En étudiant le concept dans le domaine de l’assistance sociale, Dimenstein et Cirilo Neto (2020) affirment que la vulnérabilité est associée à des groupes privés de ressources matérielles et symboliques et également utilisée à des fins de marginalisation, d’exclusion et d’insécurité sociale. Les auteurs soulignent une tendance au réductionnisme, à la naturalisation et à l’individualisation des processus de vulnérabilité des populations. Silva et Bomfim (2018) soulignent que la notion de vulnérabilité et de risque social dans la politique d’aide sociale est utilisée comme une garantie des droits fondamentaux.

Dans ce contexte, nous proposons une réflexion théorique sur la vulnérabilité et les risques, une problématisation des effets de ces définitions dans le quotidien des services : il s’agit d’effets qui traversent les interventions réalisées dans des situations qui produisent des remises en question et des tensions dans l’équipe appelée à intervenir dans des cas de vulnérabilité sociale comportant des risques personnels et sociaux. Ces effets peuvent rendre les familles vulnérables et leur méconnaissance diminuer leurs capacités, ainsi que le rôle d’acteur et l’autonomie des familles. Nous croyons que, au-delà de la vulnérabilité, la subjectivité, non seulement des usagers, mais également des professionnels, de psychologues et d’assistants sociaux, a des implications dans les relations qui se construisent et qui soutiennent les pratiques dans l’assistance sociale. En essayant d’agir dans ce cadre, nous avons relevé certains risques présents dans le rapport de l’équipe avec les usagers qui rendent plus difficile le développement de leur pouvoir d’agir.

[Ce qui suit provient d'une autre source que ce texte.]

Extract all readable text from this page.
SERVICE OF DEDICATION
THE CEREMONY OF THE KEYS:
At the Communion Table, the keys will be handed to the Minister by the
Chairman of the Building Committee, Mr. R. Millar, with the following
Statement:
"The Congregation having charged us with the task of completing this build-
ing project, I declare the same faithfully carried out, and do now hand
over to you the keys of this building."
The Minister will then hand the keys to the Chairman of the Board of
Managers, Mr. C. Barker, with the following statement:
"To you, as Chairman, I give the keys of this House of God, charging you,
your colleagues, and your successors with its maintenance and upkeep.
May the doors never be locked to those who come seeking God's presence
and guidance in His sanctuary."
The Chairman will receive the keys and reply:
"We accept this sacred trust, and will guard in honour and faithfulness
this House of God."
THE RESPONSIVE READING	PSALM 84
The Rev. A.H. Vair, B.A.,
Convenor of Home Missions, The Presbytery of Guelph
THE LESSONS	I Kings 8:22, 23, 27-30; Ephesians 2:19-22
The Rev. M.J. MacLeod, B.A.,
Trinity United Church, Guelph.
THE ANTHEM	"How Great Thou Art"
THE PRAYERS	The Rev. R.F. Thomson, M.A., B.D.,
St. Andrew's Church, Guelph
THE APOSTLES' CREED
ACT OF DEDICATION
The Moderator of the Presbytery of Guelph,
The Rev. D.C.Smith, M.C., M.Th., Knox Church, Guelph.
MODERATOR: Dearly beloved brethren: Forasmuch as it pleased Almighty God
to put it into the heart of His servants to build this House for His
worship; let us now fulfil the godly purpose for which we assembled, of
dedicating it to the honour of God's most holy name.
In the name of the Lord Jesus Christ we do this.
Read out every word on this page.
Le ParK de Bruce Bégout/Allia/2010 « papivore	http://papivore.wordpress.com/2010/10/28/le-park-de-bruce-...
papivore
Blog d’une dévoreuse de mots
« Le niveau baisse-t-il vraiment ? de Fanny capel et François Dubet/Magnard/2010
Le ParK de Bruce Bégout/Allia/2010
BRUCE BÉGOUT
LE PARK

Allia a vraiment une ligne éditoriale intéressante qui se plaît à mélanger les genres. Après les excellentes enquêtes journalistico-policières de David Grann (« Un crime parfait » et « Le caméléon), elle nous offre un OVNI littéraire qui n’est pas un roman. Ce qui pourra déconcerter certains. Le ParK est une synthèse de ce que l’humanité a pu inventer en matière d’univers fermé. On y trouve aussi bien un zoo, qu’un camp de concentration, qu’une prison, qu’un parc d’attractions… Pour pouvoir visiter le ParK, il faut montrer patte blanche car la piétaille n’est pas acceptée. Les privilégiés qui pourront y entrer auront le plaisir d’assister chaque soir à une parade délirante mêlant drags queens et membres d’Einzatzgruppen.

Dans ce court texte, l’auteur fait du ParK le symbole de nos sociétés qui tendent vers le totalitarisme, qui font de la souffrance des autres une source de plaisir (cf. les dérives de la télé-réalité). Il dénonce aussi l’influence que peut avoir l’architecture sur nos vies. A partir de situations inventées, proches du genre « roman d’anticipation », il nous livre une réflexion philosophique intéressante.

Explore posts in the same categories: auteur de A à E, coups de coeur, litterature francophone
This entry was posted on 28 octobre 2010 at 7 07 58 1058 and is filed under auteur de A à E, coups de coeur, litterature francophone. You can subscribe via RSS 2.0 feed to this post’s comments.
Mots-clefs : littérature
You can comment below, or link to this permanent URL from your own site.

À propos de la vulnérabilité et des risques sociaux

À notre avis, le SUAS est mis en oeuvre dans la transversalisation des dimensions macropolitique et micropolitique, des formes et des forces qui nous constituent en tant que professionnels insérés dans ce contexte, et passent au travers de nos actions dans l’assistance sociale. C’est dans cette transversalisation que la mise en oeuvre de l’action du SUAS s’effectue par des interventions auprès des usagers, dans le rapport entre les professionnels qui forment les équipes et dans ceux qu’entretiennent ces équipes avec les autres secteurs, au regard du côté bureaucratique et du travail lui-même.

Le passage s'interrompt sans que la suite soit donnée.